Шарль зашевелился во сне. Леа накрыла его пледом, которым любил укутывать ее отец, когда работал зимой в своем кабинете.
— Надо найти место для встречи, — сказал Матиас.
— В церкви Ла-Реоля?
— Нет, это слишком опасно. Фьо и его люди тебя знают, ты рискуешь быть арестованной.
— Тогда где?
— Ты знаешь кладбище Сент-Андре-дю-Буа?
— Конечно, — ответила она, пожав плечами.
— Ты помнишь склеп Ле Руа де Сент-Арно справа от входа?
— Да.
— Там растет кипарис, в стволе есть трещина. Я опускаю туда письма. Приходи туда ежедневно. Если тебе понадобится что-нибудь сообщить мне, воспользуйся этим тайником. Ты поняла?
— Я не идиотка, но если меня не захотят отпустить?
— Придумай что-нибудь и убеди их, речь идет о жизни Камиллы.
Вошла Руфь с большой сумкой.
— О, это слишком много!
— Я укреплю ее на твоем багажнике. Где твой велосипед?
— Я его спрятала. Сейчас покажу.
— Руфь, у вас есть веревка? — спросил Матиас.
— Да, вот она.
Пока Матиас укреплял ее багаж, Леа наклонилась над спящим Шарлем и погладила его светлые волосы.
— Надеюсь, ты позаботишься о нем…
— Я постараюсь… У нас почти нет денег. Твоя тетка Бернадетта пустила в продажу свои сосны…
— Я знаю, Руфь… Но что я могу сделать? У меня ничего нет. Продай мебель, если найдешь покупателя.
— Прости меня, моя дорогая. Я, старая дура, говорю тебе обо всем этом в такой момент. Я выпутаюсь.
— Никогда я не смогу отблагодарить тебя за все то, что ты сделала для нас…
— Ну что ты. Замолчи! Не хватало еще, чтобы я напрашивалась на благодарность. В твое отсутствие пришло несколько писем, я положила их в сумку.
— Ты можешь ехать. Твоя поклажа надежно закреплена. Ты могла бы пересечь Францию, и она не сдвинулась бы, — сказал Матиас, входя.
— Прощай, Руфь, поцелуй за меня тетю Бернадетту.
— До свидания, моя дорогая.
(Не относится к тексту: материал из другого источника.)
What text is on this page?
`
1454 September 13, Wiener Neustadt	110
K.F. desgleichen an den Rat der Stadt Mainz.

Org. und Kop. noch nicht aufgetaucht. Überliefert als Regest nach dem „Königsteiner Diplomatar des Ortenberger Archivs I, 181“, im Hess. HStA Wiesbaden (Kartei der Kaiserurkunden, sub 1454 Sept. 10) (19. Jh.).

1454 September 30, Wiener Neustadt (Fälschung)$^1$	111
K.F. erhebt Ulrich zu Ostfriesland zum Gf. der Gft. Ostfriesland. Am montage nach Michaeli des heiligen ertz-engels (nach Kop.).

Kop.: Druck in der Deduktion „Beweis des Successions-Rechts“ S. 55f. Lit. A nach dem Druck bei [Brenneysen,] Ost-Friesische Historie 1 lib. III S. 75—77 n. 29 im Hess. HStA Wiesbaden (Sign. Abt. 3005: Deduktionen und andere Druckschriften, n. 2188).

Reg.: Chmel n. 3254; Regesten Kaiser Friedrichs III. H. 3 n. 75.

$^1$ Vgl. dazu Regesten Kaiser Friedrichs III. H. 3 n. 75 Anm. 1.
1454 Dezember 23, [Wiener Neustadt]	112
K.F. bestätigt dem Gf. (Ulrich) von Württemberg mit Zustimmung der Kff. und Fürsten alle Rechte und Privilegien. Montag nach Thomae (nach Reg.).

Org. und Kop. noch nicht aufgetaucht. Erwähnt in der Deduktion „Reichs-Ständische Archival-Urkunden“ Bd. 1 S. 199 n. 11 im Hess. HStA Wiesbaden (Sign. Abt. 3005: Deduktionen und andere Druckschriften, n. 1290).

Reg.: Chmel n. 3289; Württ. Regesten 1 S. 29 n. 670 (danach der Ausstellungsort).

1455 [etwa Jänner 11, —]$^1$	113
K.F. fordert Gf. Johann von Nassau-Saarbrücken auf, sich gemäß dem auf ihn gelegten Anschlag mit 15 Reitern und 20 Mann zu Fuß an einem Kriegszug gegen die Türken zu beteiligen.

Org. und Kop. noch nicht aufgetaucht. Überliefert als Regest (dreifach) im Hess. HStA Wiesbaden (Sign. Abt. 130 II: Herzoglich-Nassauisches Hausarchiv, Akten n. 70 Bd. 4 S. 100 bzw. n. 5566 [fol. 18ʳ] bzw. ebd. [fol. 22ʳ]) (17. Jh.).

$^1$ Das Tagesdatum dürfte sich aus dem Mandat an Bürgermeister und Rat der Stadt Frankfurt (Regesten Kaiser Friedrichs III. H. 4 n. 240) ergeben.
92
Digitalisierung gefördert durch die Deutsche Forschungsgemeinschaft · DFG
Да хранит тебя Бог. Матиас, я доверяю ее вам.
— Не опасайтесь, мадемуазель Руфь, все будет хорошо.
Когда они вышли, Матиас взял велосипед и спросил:
— Ты не хочешь, чтобы я проводил тебя?
— Ты отлично знаешь, что это невозможно… Позволь мне уехать.
Он с сожалением отпустил руль. Мгновение они стояли молча.
— Поезжай скорее, тебе далеко ехать. Я не хочу, чтобы тебя в дороге застала ночь.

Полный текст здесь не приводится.